#
Backpropagation is a procedure at the center of deep learning, the method by which gradients of the complex non-linear functions are calculated for all parts of the network. It is often overlooked in explanations of deep learning, especially in the last few years. This is unfortunate, as some very important issues in deep learning techniques, such as the vanishing gradient problem, require a full understanding of backpropagation, while many other techniques and issues require a partial understanding, including Xavier initialization, training memory consumption, and loss scaling for mixed precision training.
I made four diagrams which explain both the high level aspects and the low level aspects of backpropagation using simple and consistent notation and coloring schemes. At the end describing the vanishing gradient problem precisely using actual mathematics, rather than the usual handwaving, will be an easy exercise if you are familiar with the mathematical notation, rather than a serious chore only to be taken on by specialists.
First, forward propagation for a single node. A node is simply the sum of a number of weighted scalars in the input. The output of the node is passed through a scalar activation function. This value is then used as input to the next layers, though a weighted sum.
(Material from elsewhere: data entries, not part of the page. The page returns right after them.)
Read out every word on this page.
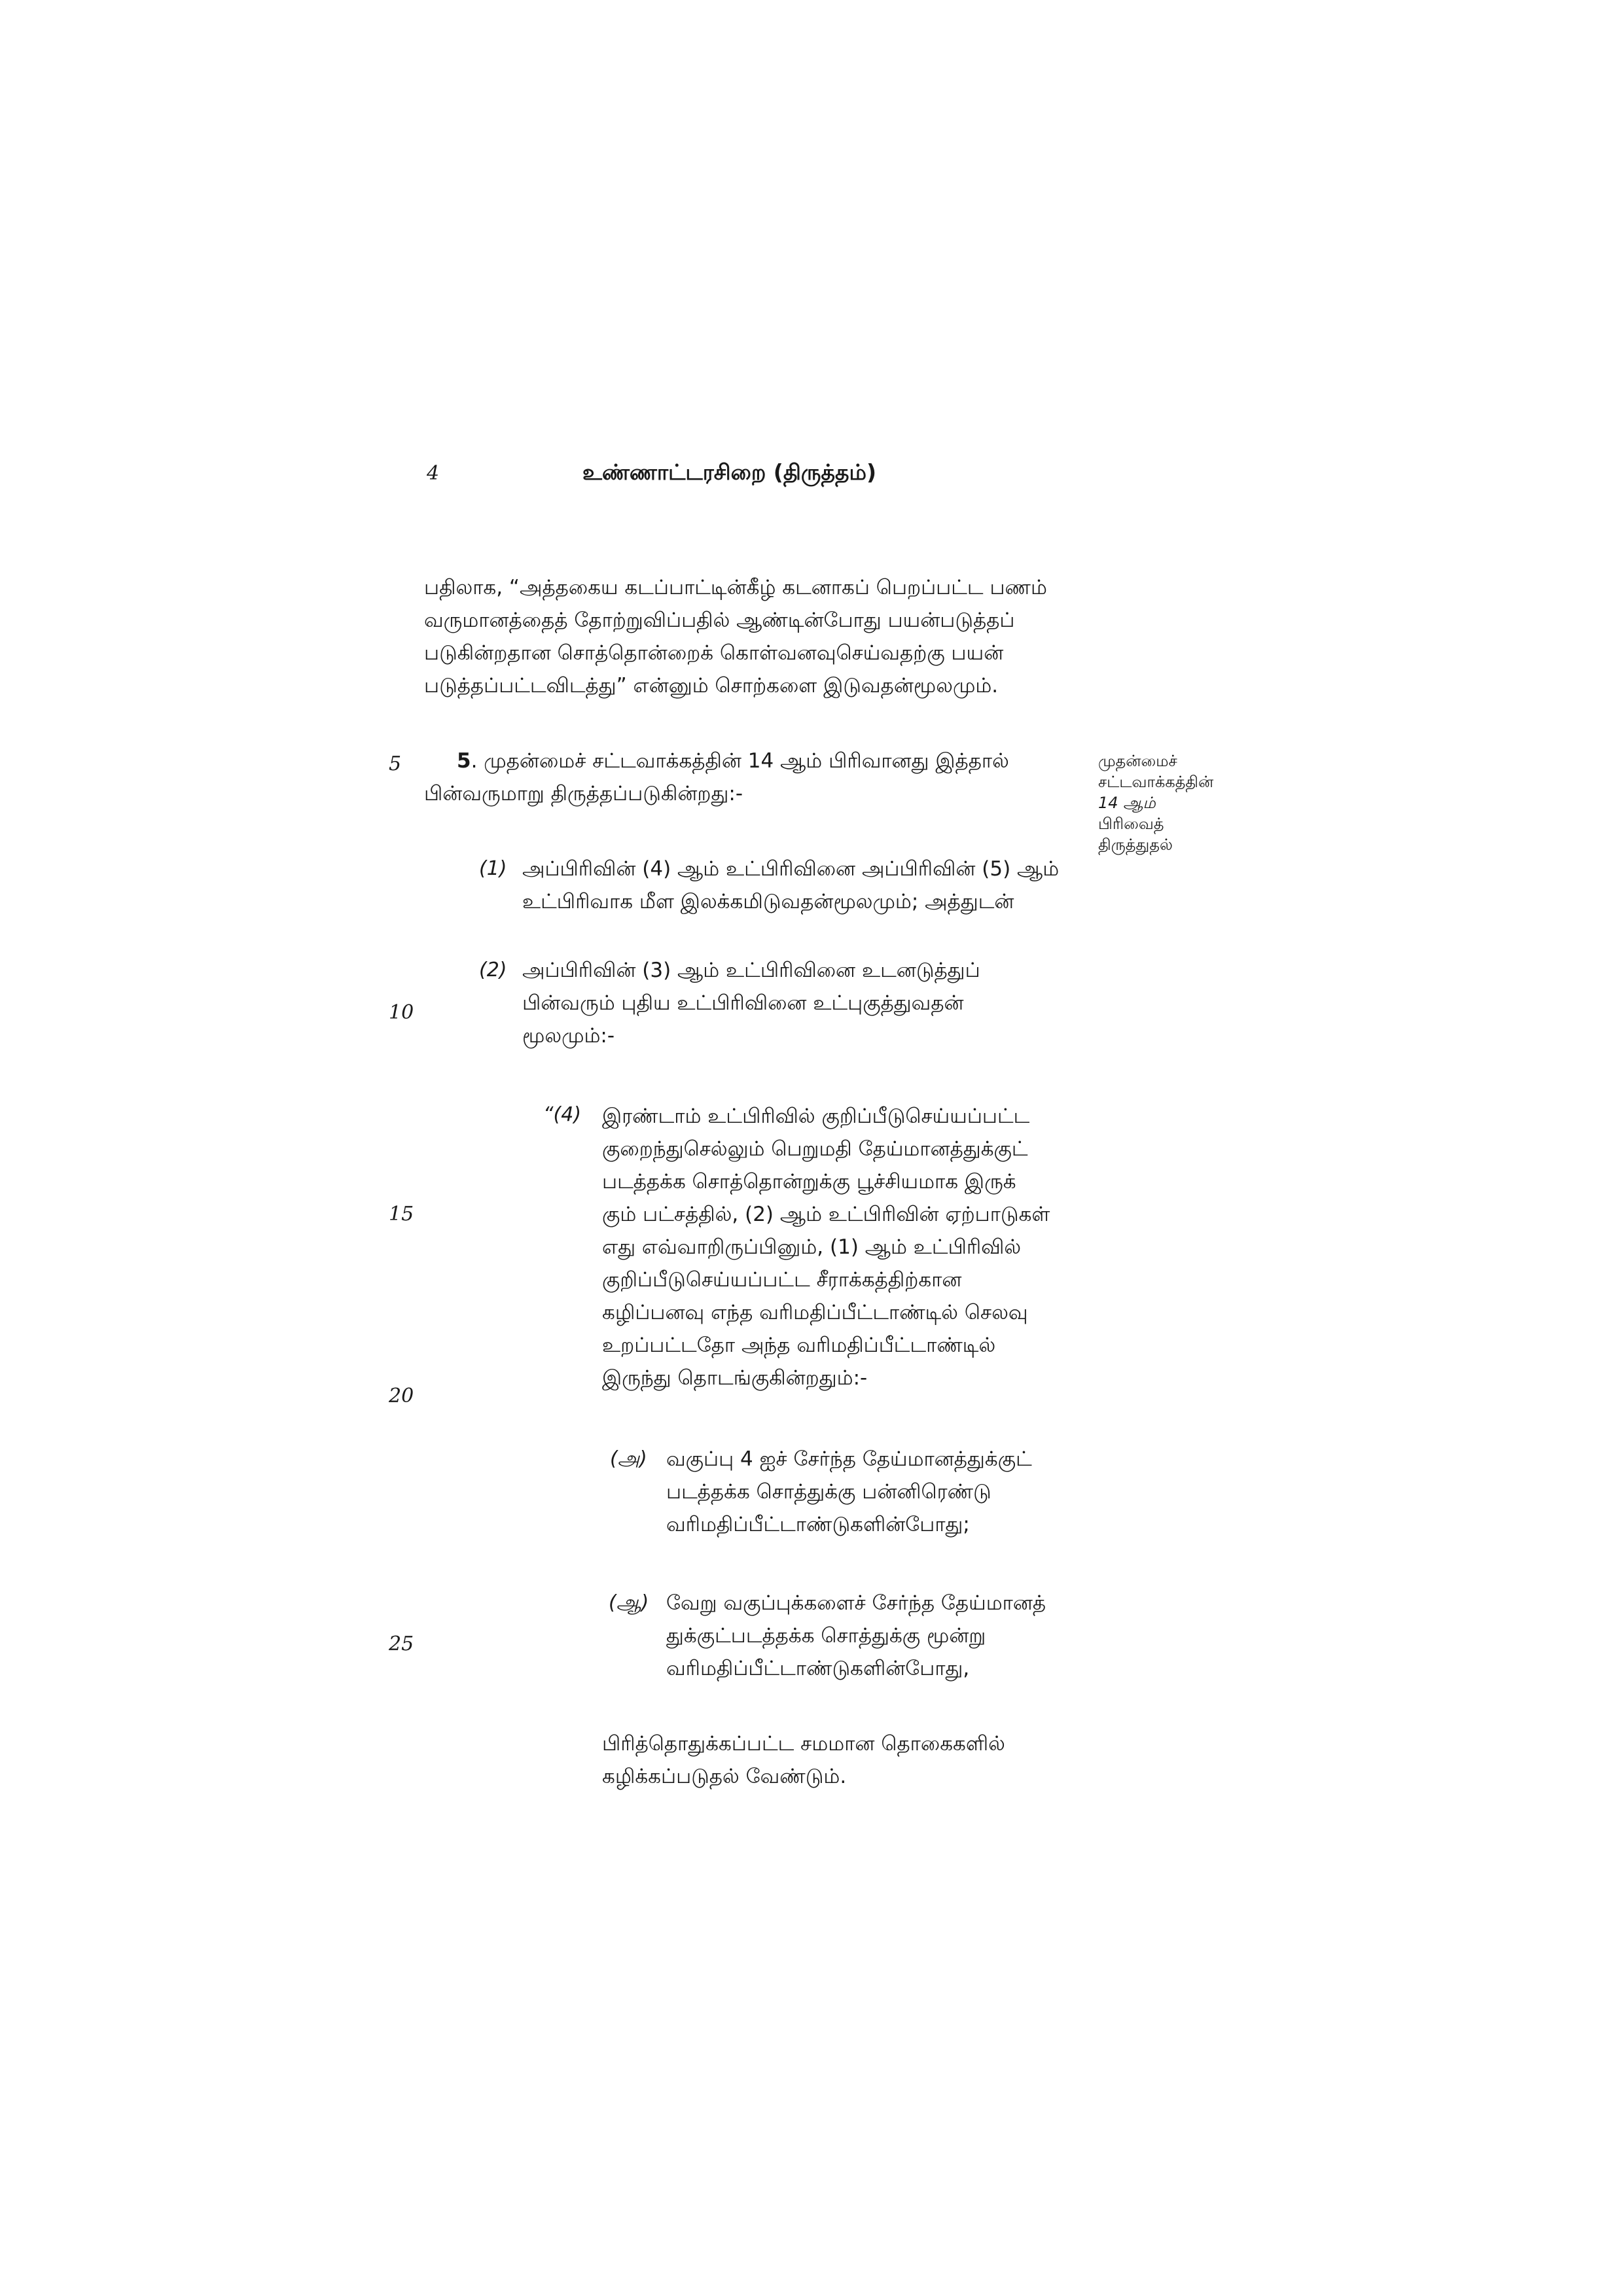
4	உண்ணாட்டரசிறை (திருத்தம்)
5
10
15
20
25
பதிலாக, “அத்தகைய கடப்பாட்டின்கீழ் கடனாகப் பெறப்பட்ட பணம்
வருமானத்தைத் தோற்றுவிப்பதில் ஆண்டின்போது பயன்படுத்தப்
படுகின்றதான சொத்தொன்றைக் கொள்வனவுசெய்வதற்கு பயன்
படுத்தப்பட்டவிடத்து” என்னும் சொற்களை இடுவதன்மூலமும்.
5. முதன்மைச் சட்டவாக்கத்தின் 14 ஆம் பிரிவானது இத்தால்
பின்வருமாறு திருத்தப்படுகின்றது:-
முதன்மைச்
சட்டவாக்கத்தின்
14 ஆம்
பிரிவைத்
திருத்துதல்
(1) அப்பிரிவின் (4) ஆம் உட்பிரிவினை அப்பிரிவின் (5) ஆம்
உட்பிரிவாக மீள இலக்கமிடுவதன்மூலமும்; அத்துடன்
(2) அப்பிரிவின் (3) ஆம் உட்பிரிவினை உடனடுத்துப்
பின்வரும் புதிய உட்பிரிவினை உட்புகுத்துவதன்
மூலமும்:-
“(4) இரண்டாம் உட்பிரிவில் குறிப்பீடுசெய்யப்பட்ட
குறைந்துசெல்லும் பெறுமதி தேய்மானத்துக்குட்
படத்தக்க சொத்தொன்றுக்கு பூச்சியமாக இருக்
கும் பட்சத்தில், (2) ஆம் உட்பிரிவின் ஏற்பாடுகள்
எது எவ்வாறிருப்பினும், (1) ஆம் உட்பிரிவில்
குறிப்பீடுசெய்யப்பட்ட சீராக்கத்திற்கான
கழிப்பனவு எந்த வரிமதிப்பீட்டாண்டில் செலவு
உறப்பட்டதோ அந்த வரிமதிப்பீட்டாண்டில்
இருந்து தொடங்குகின்றதும்:-
(அ) வகுப்பு 4 ஐச் சேர்ந்த தேய்மானத்துக்குட்
படத்தக்க சொத்துக்கு பன்னிரெண்டு
வரிமதிப்பீட்டாண்டுகளின்போது;
(ஆ) வேறு வகுப்புக்களைச் சேர்ந்த தேய்மானத்
துக்குட்படத்தக்க சொத்துக்கு மூன்று
வரிமதிப்பீட்டாண்டுகளின்போது,
பிரித்தொதுக்கப்பட்ட சமமான தொகைகளில்
கழிக்கப்படுதல் வேண்டும்.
Next, backpropogation for a single node. Backpropogation is a recursive method where you start at the output and compute error backwards. Therefore, the key to backpropogation is that you assume you already have computed the error of the output layer, in particular the linear part of the output layer. You then weight that error to find out how much changing the value of the activated (non-linear) neuron would have changed the output. Finally, you compute the derivative of the activation function \(\sigma^\prime\) in order to get the error of the linear part of the nueron, \(\frac{\partial L}{\partial c}\).
*
So, now that the individual networks are clear, lets look at the whole system. To start the recurrence relation of the backpropagation, you need a base case. This means you need an output neuron which is the cost. In a supervised setting this is computed by directly comparing the output of the network to some gold standard output which is considered to be correct. One common comparison is squared error \(cost = \sum_i (O_i - E_i)^2\)
After computing the cost, you can use the single node backpropagation method to recursively compute the error of the previous layers.
The real goal of backpropagation is to compute the output with respect to the weights, not the layers. Then the weights will be accordingly updated. But once you have computed the cost with respect to the layers, computing the gradients of the weights is simple.
\[\frac{\partial W^k_{ij}}{\partial c} = A_i \frac{\partial O_i}{\partial c}\]